I took full responsibility for my problem with lust.
There would be no more blaming my wife for not being the perfect woman, or the porn blocking software for not “keeping me away” from sexually explicit websites, or hotels for offering in-room porn movies. My sex addiction wasn’t my accountability partner’s fault, my parent’s responsibility, or God’s “mistake” for making me with a bent towards lust. 100% of the responsibility for saying no to lust lied with me; the justification constipation came to an end.
God broke me.
Although I had proclaimed love for Christ for years, in a moment of desperation over my depravity I wondered if I really knew Him. When I understood that His standard for sexual purity started in the heart, finding true freedom from lust became impossible for me to attain in my own strength, and I broke.
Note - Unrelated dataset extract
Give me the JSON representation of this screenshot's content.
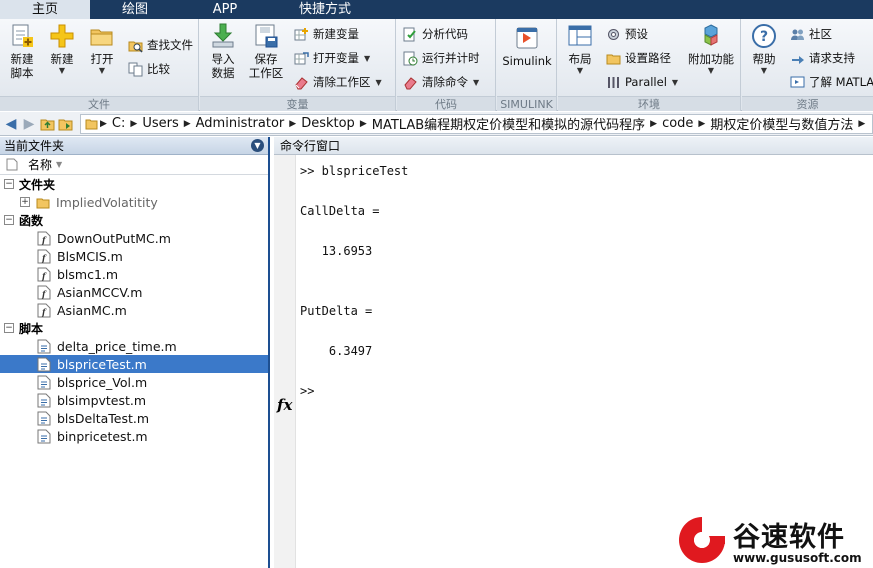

Pride and self-effort had gotten me nowhere; I needed to trust the Lord with all my heart for what I needed to break free.
You have heard that it was said, `You shall not commit adultery’; but I say to you that everyone who looks at a woman with lust for her has already committed adultery with her in his heart. Matthew 5:27-28
After we make the decision to divorce lust, the battle gets harder.
Getting off the fence means the battle for sexual purity gets more intense, not easier. Our flesh screams when denied its lust-candy, and we literally go through withdrawals. Pain, anger, and other emotions we’ve medicated now surface, intensifying the pull to go back to lust. We feel the wretched emptiness we’ve avoided, and wonder what will fill this gaping hole. Will God be enough? Can He provide the life, joy and peace we’d asked lust to fill?
Then there’s the spiritual battle; we have an enemy who wants to keep us in bondage to lust. He doesn’t stop whispering his lies about sexual sin (it will satisfy this time… you’ve gone this far so you might as well go all the way… you saw a beautiful woman – you sinned!) and our worth in God’s eyes (you’re nothing more than a shameful, worthless sex addict – no one else sins like you do, especially other Christians) until we come to the place of accepting the truth.
We’re in a fierce battle that takes time and effort along with the help of God and others before we will win the war. We face a cunning enemy that knows our weak spots; he knows when to back off so we’ll get complacent, and when to attack. We must continually be on guard, especially in the beginning of the journey.
There is abundant hope; in time saying no to lust gets easier, and the temptations start to fall away like flies. New strength is found in the grace and power of the living God as we learn to allow Him to have all of us, ugly parts included. We expose every part of our lives to Him to allow Him to do what He wants. This can be fearful at first, but exciting later on as we learn to trust that He always has our best interests in mind.
“Resisting to the point of shedding blood” is hard, painful and flesh-crucifying.
In the end, the results are worth it.